Pilot programme to facilitate hiring of foreign talent in tech companies

The Economic Development Board and Enterprise Singapore announced plans to pilot Tech@SG, which will aim to help tech companies grow in Singapore and expand in the region.
The Economic Development Board and Enterprise Singapore announced plans to pilot Tech@SG, which will aim to help tech companies grow in Singapore and expand in the region.PHOTO: ST FILE

SINGAPORE - Foreign professionals looking to work here as core team members of technology companies might have more flexible requirements over the application of their Employment Pass (EP).

The Economic Development Board (EDB) and Enterprise Singapore announced plans on Tuesday (July 30) to pilot Tech @ SG, which is planned to help tech companies grow in Singapore and expand in the region.

The pilot programme will start in the fourth quarter of this year and will last for two years.

The agencies said that, under the programme, technology companies will have the EP application of their core team members facilitated to help them get talent they need to set up teams here.

But both EDB and Enterprise Singapore did not detail how EP applications for foreign talent will be different for these companies. When asked by The Straits Times to elaborate, an EDB spokesman said manpower flexibilities for the applications of some team members will be provided, if needed.

"This includes considering alternative factors in the application if needed, such as the stock options remuneration of the core team members, or if they have deep skills in place of formal academic qualifications," said the spokesman.

The Ministry of Manpower's website states that the EP is for foreign professionals who have a job offer here, work in a managerial, executive or specialised job, earn a fixed monthly salary of at least $3,600 and have acceptable qualifications. It added that this usually means a good university degree, professional qualifications or specialist skills.

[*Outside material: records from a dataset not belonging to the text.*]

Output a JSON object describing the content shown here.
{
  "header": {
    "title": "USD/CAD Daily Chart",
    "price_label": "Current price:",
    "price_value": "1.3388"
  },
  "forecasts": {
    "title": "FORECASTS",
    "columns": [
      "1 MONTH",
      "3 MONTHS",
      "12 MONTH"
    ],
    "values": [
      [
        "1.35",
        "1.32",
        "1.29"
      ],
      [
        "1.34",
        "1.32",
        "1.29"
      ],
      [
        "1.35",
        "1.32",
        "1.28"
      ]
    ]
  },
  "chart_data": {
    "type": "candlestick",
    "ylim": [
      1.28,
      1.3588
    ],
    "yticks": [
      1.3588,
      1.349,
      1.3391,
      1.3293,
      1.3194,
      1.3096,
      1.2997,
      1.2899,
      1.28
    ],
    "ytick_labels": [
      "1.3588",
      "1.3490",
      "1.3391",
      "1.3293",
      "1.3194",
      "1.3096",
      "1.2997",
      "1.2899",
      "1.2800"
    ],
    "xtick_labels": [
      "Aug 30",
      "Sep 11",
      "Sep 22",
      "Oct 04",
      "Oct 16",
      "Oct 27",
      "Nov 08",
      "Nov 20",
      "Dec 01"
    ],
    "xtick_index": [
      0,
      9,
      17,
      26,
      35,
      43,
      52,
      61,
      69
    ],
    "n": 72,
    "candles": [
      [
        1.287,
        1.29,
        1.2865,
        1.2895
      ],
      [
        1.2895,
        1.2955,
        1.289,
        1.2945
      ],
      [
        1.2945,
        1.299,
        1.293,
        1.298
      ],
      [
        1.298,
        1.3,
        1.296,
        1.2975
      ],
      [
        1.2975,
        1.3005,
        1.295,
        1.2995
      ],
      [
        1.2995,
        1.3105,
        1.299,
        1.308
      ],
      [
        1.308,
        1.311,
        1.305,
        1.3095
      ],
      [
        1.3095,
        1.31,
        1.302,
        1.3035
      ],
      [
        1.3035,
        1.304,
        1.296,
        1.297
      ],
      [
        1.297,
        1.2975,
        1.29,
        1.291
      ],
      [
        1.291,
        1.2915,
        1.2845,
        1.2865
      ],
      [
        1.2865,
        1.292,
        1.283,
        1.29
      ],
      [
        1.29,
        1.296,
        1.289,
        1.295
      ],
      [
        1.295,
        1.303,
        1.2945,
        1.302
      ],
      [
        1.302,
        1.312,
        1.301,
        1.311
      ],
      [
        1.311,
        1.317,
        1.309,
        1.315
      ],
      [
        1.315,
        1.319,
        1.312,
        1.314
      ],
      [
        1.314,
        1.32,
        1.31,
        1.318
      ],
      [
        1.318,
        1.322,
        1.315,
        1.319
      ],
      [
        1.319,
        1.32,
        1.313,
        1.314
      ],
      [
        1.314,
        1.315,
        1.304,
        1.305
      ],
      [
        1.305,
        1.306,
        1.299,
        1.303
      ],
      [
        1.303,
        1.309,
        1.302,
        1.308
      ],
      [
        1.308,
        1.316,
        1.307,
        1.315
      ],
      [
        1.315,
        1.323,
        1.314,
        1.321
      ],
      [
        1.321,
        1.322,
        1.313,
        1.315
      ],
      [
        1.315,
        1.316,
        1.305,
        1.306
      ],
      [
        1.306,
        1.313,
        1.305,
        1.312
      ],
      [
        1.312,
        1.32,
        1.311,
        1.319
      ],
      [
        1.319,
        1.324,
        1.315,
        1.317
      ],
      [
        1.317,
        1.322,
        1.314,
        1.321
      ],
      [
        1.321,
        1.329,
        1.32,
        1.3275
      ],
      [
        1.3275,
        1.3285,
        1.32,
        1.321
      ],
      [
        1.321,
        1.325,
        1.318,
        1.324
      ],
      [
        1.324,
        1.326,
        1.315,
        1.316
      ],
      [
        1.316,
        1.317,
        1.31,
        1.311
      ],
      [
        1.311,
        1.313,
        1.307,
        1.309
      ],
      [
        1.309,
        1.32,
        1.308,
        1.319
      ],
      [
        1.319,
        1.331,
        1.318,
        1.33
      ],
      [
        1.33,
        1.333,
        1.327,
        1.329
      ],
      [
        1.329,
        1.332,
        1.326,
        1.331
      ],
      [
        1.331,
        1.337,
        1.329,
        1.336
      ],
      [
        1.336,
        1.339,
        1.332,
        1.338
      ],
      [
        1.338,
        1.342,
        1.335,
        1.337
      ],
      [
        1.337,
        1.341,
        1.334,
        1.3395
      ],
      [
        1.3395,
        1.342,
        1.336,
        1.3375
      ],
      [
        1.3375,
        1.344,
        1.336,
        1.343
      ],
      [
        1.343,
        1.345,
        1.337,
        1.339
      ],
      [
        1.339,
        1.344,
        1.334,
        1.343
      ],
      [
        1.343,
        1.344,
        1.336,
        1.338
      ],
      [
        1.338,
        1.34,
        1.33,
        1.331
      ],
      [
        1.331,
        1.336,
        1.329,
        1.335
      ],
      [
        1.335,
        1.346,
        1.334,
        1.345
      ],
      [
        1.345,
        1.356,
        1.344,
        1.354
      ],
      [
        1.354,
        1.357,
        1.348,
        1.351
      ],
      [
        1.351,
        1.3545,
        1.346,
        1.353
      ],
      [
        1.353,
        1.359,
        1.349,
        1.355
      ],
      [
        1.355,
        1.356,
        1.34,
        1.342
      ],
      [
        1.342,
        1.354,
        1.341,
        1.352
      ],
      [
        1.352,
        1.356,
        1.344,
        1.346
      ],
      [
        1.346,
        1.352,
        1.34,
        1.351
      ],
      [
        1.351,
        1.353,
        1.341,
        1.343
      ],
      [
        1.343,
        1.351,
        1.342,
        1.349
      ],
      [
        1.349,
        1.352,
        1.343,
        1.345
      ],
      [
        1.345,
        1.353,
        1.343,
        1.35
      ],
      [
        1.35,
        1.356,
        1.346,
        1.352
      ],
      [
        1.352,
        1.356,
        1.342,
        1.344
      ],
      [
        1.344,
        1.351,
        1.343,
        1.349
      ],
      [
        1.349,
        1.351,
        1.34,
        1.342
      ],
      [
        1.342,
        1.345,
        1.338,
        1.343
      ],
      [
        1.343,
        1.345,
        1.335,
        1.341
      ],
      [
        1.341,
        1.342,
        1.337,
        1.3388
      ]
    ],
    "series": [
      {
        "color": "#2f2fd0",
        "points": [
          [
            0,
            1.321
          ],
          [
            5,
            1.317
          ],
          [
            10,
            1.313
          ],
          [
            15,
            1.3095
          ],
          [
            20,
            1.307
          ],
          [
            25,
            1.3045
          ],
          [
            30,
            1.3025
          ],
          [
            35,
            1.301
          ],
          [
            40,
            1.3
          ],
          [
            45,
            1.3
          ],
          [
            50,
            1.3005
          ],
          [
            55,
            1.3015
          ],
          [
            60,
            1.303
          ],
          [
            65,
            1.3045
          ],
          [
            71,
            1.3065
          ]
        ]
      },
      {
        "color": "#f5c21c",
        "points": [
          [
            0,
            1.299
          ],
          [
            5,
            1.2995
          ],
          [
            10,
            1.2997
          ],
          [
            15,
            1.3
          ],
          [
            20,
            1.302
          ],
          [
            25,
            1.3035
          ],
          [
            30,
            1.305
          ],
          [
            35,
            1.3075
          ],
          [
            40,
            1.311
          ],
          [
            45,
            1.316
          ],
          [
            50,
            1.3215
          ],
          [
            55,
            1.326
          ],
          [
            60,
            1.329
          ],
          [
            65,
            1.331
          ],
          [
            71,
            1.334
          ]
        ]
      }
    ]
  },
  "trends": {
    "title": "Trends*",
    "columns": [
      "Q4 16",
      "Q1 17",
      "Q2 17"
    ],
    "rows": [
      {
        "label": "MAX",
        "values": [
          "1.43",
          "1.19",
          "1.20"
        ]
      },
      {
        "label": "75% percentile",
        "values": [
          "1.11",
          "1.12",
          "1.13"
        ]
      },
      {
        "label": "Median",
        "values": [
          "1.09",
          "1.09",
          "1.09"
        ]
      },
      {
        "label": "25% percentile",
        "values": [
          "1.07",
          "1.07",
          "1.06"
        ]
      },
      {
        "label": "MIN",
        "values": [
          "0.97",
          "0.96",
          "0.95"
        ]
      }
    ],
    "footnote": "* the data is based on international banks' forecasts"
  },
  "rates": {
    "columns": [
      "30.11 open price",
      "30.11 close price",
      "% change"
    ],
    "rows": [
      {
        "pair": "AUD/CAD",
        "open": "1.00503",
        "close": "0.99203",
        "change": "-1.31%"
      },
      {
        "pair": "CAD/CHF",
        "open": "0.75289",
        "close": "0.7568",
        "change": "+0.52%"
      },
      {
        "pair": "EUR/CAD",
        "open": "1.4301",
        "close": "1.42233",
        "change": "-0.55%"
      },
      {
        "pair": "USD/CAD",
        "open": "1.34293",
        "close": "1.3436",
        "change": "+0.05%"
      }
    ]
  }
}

Mr Edwin Chow, the assistant chief executive officer of Enterprise Singapore, said: "Our high-growth companies with technology needs will benefit from the expertise that global tech talent can bring.

"This is especially so for tech start-ups that require the resources to strengthen their tech capabilities and scale up more quickly."

The two agencies said in their release that, under the pilot, high-potential companies in growth areas such as digital, medtech, biotech, cleantech, agritech and fintech will get access to business networks and talent needed to set up new teams in Singapore.

This, they added, includes connecting the companies to relevant organisations and start-ups here, as well as facilitating the entry of core team members. They did not specify how this will be done.

 
 
 
 

In a study released last month, recruitment consultancy Robert Walters found that in South-east Asia, close to 70 per cent of hiring managers took at least three months to fill an open tech position.

The shortage of tech talent has negatively affected the speed of product development, according to 70 per cent of hiring managers surveyed this April.

And research by specialised recruiter Robert Half last year found that more than 90 per cent of Singaporean IT leaders were concerned Singapore does not have the IT talent readily available to build a Smart Nation-ready workforce.

Artificial intelligence-solutions developer Taiger is one of the companies that welcomed the news of this pilot.

Its founder and CEO Sinuhe Arroyo said: "We are very optimistic about this pilot and its role in accelerating Taiger's growth in Singapore. The AI space is highly competitive.

"Timely onboarding of the right talents is critical to our success in developing world-class AI solutions as well as seizing market opportunities. Entry facilitation for core team members will expedite this onboarding process."